BOSTON – During the Fiscal Year 2017 (FY17) Senate budget debate, Senator Michael O. Moore (D-Millbury) announced that the Senate adopted an amendment regarding roadside testing for drivers under the influence of drugs.

The Moore-sponsored amendment, which passed unanimously, would establish a Special Commission to study roadside tests administered for drug-impaired motorists. Sen. Moore, who traveled to Colorado as part of a legislative fact-finding mission earlier this year, learned from public safety officials in Colorado about concerns with the lack of roadside drug testing procedures.

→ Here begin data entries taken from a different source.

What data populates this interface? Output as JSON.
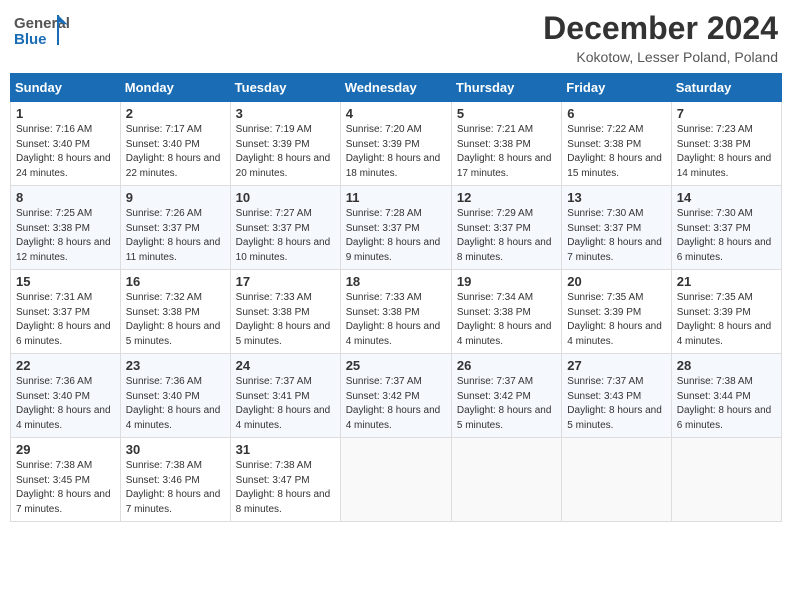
{
  "header": {
    "logo_general": "General",
    "logo_blue": "Blue",
    "title": "December 2024",
    "location": "Kokotow, Lesser Poland, Poland"
  },
  "days_of_week": [
    "Sunday",
    "Monday",
    "Tuesday",
    "Wednesday",
    "Thursday",
    "Friday",
    "Saturday"
  ],
  "weeks": [
    [
      {
        "day": 1,
        "sunrise": "Sunrise: 7:16 AM",
        "sunset": "Sunset: 3:40 PM",
        "daylight": "Daylight: 8 hours and 24 minutes."
      },
      {
        "day": 2,
        "sunrise": "Sunrise: 7:17 AM",
        "sunset": "Sunset: 3:40 PM",
        "daylight": "Daylight: 8 hours and 22 minutes."
      },
      {
        "day": 3,
        "sunrise": "Sunrise: 7:19 AM",
        "sunset": "Sunset: 3:39 PM",
        "daylight": "Daylight: 8 hours and 20 minutes."
      },
      {
        "day": 4,
        "sunrise": "Sunrise: 7:20 AM",
        "sunset": "Sunset: 3:39 PM",
        "daylight": "Daylight: 8 hours and 18 minutes."
      },
      {
        "day": 5,
        "sunrise": "Sunrise: 7:21 AM",
        "sunset": "Sunset: 3:38 PM",
        "daylight": "Daylight: 8 hours and 17 minutes."
      },
      {
        "day": 6,
        "sunrise": "Sunrise: 7:22 AM",
        "sunset": "Sunset: 3:38 PM",
        "daylight": "Daylight: 8 hours and 15 minutes."
      },
      {
        "day": 7,
        "sunrise": "Sunrise: 7:23 AM",
        "sunset": "Sunset: 3:38 PM",
        "daylight": "Daylight: 8 hours and 14 minutes."
      }
    ],
    [
      {
        "day": 8,
        "sunrise": "Sunrise: 7:25 AM",
        "sunset": "Sunset: 3:38 PM",
        "daylight": "Daylight: 8 hours and 12 minutes."
      },
      {
        "day": 9,
        "sunrise": "Sunrise: 7:26 AM",
        "sunset": "Sunset: 3:37 PM",
        "daylight": "Daylight: 8 hours and 11 minutes."
      },
      {
        "day": 10,
        "sunrise": "Sunrise: 7:27 AM",
        "sunset": "Sunset: 3:37 PM",
        "daylight": "Daylight: 8 hours and 10 minutes."
      },
      {
        "day": 11,
        "sunrise": "Sunrise: 7:28 AM",
        "sunset": "Sunset: 3:37 PM",
        "daylight": "Daylight: 8 hours and 9 minutes."
      },
      {
        "day": 12,
        "sunrise": "Sunrise: 7:29 AM",
        "sunset": "Sunset: 3:37 PM",
        "daylight": "Daylight: 8 hours and 8 minutes."
      },
      {
        "day": 13,
        "sunrise": "Sunrise: 7:30 AM",
        "sunset": "Sunset: 3:37 PM",
        "daylight": "Daylight: 8 hours and 7 minutes."
      },
      {
        "day": 14,
        "sunrise": "Sunrise: 7:30 AM",
        "sunset": "Sunset: 3:37 PM",
        "daylight": "Daylight: 8 hours and 6 minutes."
      }
    ],
    [
      {
        "day": 15,
        "sunrise": "Sunrise: 7:31 AM",
        "sunset": "Sunset: 3:37 PM",
        "daylight": "Daylight: 8 hours and 6 minutes."
      },
      {
        "day": 16,
        "sunrise": "Sunrise: 7:32 AM",
        "sunset": "Sunset: 3:38 PM",
        "daylight": "Daylight: 8 hours and 5 minutes."
      },
      {
        "day": 17,
        "sunrise": "Sunrise: 7:33 AM",
        "sunset": "Sunset: 3:38 PM",
        "daylight": "Daylight: 8 hours and 5 minutes."
      },
      {
        "day": 18,
        "sunrise": "Sunrise: 7:33 AM",
        "sunset": "Sunset: 3:38 PM",
        "daylight": "Daylight: 8 hours and 4 minutes."
      },
      {
        "day": 19,
        "sunrise": "Sunrise: 7:34 AM",
        "sunset": "Sunset: 3:38 PM",
        "daylight": "Daylight: 8 hours and 4 minutes."
      },
      {
        "day": 20,
        "sunrise": "Sunrise: 7:35 AM",
        "sunset": "Sunset: 3:39 PM",
        "daylight": "Daylight: 8 hours and 4 minutes."
      },
      {
        "day": 21,
        "sunrise": "Sunrise: 7:35 AM",
        "sunset": "Sunset: 3:39 PM",
        "daylight": "Daylight: 8 hours and 4 minutes."
      }
    ],
    [
      {
        "day": 22,
        "sunrise": "Sunrise: 7:36 AM",
        "sunset": "Sunset: 3:40 PM",
        "daylight": "Daylight: 8 hours and 4 minutes."
      },
      {
        "day": 23,
        "sunrise": "Sunrise: 7:36 AM",
        "sunset": "Sunset: 3:40 PM",
        "daylight": "Daylight: 8 hours and 4 minutes."
      },
      {
        "day": 24,
        "sunrise": "Sunrise: 7:37 AM",
        "sunset": "Sunset: 3:41 PM",
        "daylight": "Daylight: 8 hours and 4 minutes."
      },
      {
        "day": 25,
        "sunrise": "Sunrise: 7:37 AM",
        "sunset": "Sunset: 3:42 PM",
        "daylight": "Daylight: 8 hours and 4 minutes."
      },
      {
        "day": 26,
        "sunrise": "Sunrise: 7:37 AM",
        "sunset": "Sunset: 3:42 PM",
        "daylight": "Daylight: 8 hours and 5 minutes."
      },
      {
        "day": 27,
        "sunrise": "Sunrise: 7:37 AM",
        "sunset": "Sunset: 3:43 PM",
        "daylight": "Daylight: 8 hours and 5 minutes."
      },
      {
        "day": 28,
        "sunrise": "Sunrise: 7:38 AM",
        "sunset": "Sunset: 3:44 PM",
        "daylight": "Daylight: 8 hours and 6 minutes."
      }
    ],
    [
      {
        "day": 29,
        "sunrise": "Sunrise: 7:38 AM",
        "sunset": "Sunset: 3:45 PM",
        "daylight": "Daylight: 8 hours and 7 minutes."
      },
      {
        "day": 30,
        "sunrise": "Sunrise: 7:38 AM",
        "sunset": "Sunset: 3:46 PM",
        "daylight": "Daylight: 8 hours and 7 minutes."
      },
      {
        "day": 31,
        "sunrise": "Sunrise: 7:38 AM",
        "sunset": "Sunset: 3:47 PM",
        "daylight": "Daylight: 8 hours and 8 minutes."
      },
      null,
      null,
      null,
      null
    ]
  ]
}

“This amendment is critical to establishing a viable procedure that identifies when a driver is legally impaired by drug use,” said Sen. Moore, who serves as Vice Chair of the Joint Committee on Public Safety and Homeland Security. “The lack of a current procedure, and the possibility of a recreational marijuana ballot initiative passing this November, heightens the importance of establishing a uniform procedure.”

The Commission would include representatives from the criminal justice sector, and from a wide array of public safety agencies including the Executive Office of Public Safety and Security, Supreme Judicial Court, Office of the Attorney General, State Police, and the Massachusetts Bar Association.

With a reporting deadline of October 1, 2016, the Commission would be charged with investigating the feasibility of developing an established impairment level for the active drug in marijuana known as tetrahydrocannabinol. The Commission would also be responsible for studying drug evaluation programs, expert training, and other matters related to operating a motor vehicle under the influence of drugs.

Before reaching the Governor’s desk, the FY17 budget will go before a Conference Committee comprised of six legislators to resolve differences between versions of the budget passed by the Senate and House of Representatives. The budget may be tracked by visiting the Legislature’s website, www.malegislature.gov.